Justice

Le « délit de solidarité » serait-il de retour ?

Justice

par Nolwenn Weiler

Le 27 août prochain, un citoyen français devra se présenter devant le tribunal correctionnel du Havre pour avoir établi une « fausse attestation » d’hébergement, en faveur d’une personne étrangère gravement malade et soignée au Havre. Sans cette attestation exigée par la préfecture, elle n’aurait pu déposer de demande de titre de séjour. « Ce militant associatif a donc agi, évidemment sans contrepartie, dans un souci d’humanité, par solidarité et par nécessité afin de venir en aide à une personne en détresse », notent les sections locales du Syndicat de la magistrature, du Syndicat des avocats de France, et de la Ligue des droits de l’Homme (LDH). Les trois organisations dénoncent une « criminalisation de l’entraide » et rappellent que « le législateur a clairement aboli le délit de solidarité le 31 décembre 2012 ».

L’expression « délit de solidarité », lancée par ses opposants, fait référence à l’article L. 622-1 du code de l’entrée et du séjour des étrangers et du droit d’asile. Puni de cinq ans d’emprisonnement et d’une amende de 30 000 euros, ce délit permet de poursuivre « toute personne qui aura, par aide directe ou indirecte, facilité ou tenté de faciliter l’entrée, la circulation ou le séjour irrégulier d’un étranger en France ». En vigueur depuis 1945, l’article a beaucoup fait parler de lui après l’élection de Nicolas Sarkozy en 2007. Il a été utilisé par des policiers et des magistrats pour intimider les bénévoles venant en aide aux sans-papiers. La suppression de ce « délit de solidarité », vigoureusement dénoncé par le secteur associatif, faisait partie des promesses socialistes. Le 31 décembre 2012, une loi a modifié le délit d’aide au séjour irrégulier pour en exclure les actions humanitaires et désintéressées. De façon à pouvoir poursuivre les passeurs, mais pas les bénévoles et citoyens agissant par simple solidarité.

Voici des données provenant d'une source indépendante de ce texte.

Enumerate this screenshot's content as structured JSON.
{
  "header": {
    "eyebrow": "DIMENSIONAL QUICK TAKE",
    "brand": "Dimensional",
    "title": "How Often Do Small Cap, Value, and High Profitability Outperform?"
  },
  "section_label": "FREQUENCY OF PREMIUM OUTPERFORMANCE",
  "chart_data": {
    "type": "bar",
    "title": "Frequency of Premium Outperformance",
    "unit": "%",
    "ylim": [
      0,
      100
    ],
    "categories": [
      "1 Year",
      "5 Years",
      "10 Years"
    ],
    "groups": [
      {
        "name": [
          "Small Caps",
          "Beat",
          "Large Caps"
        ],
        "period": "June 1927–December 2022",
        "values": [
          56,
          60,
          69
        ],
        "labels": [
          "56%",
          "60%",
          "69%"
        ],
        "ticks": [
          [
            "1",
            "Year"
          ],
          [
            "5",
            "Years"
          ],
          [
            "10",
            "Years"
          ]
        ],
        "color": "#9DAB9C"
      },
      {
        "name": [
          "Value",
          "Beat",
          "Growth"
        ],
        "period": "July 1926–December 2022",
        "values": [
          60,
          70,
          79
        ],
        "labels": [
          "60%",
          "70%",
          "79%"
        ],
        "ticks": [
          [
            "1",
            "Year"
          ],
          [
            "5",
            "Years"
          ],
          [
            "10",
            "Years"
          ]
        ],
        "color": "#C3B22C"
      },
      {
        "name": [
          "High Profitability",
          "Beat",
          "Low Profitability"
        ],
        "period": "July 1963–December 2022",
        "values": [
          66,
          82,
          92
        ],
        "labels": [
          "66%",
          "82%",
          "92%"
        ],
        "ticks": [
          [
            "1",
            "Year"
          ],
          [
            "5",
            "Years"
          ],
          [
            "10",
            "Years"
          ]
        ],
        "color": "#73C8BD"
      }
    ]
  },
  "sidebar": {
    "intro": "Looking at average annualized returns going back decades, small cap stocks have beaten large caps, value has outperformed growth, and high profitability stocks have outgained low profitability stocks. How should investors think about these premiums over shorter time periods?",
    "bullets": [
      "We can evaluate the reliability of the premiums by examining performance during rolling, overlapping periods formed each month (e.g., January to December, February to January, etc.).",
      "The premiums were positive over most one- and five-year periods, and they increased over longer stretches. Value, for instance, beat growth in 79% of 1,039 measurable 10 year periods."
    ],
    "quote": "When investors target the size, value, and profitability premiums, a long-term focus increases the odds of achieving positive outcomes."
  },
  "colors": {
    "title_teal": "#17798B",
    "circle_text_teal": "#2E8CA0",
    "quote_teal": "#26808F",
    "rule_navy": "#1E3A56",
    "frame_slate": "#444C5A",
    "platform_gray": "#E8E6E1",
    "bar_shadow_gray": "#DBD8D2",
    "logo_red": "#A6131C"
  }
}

La convocation du Havre semble revenir sur cette abrogation.

En réaction à cette convocation, des militants de la LDH envisagent d’envoyer une lettre ouverte au procureur du Havre, dans laquelle ils se déclareraient tous « coupables » d’avoir réalisé de telles attestations d’hébergement pour des personnes en situation irrégulière.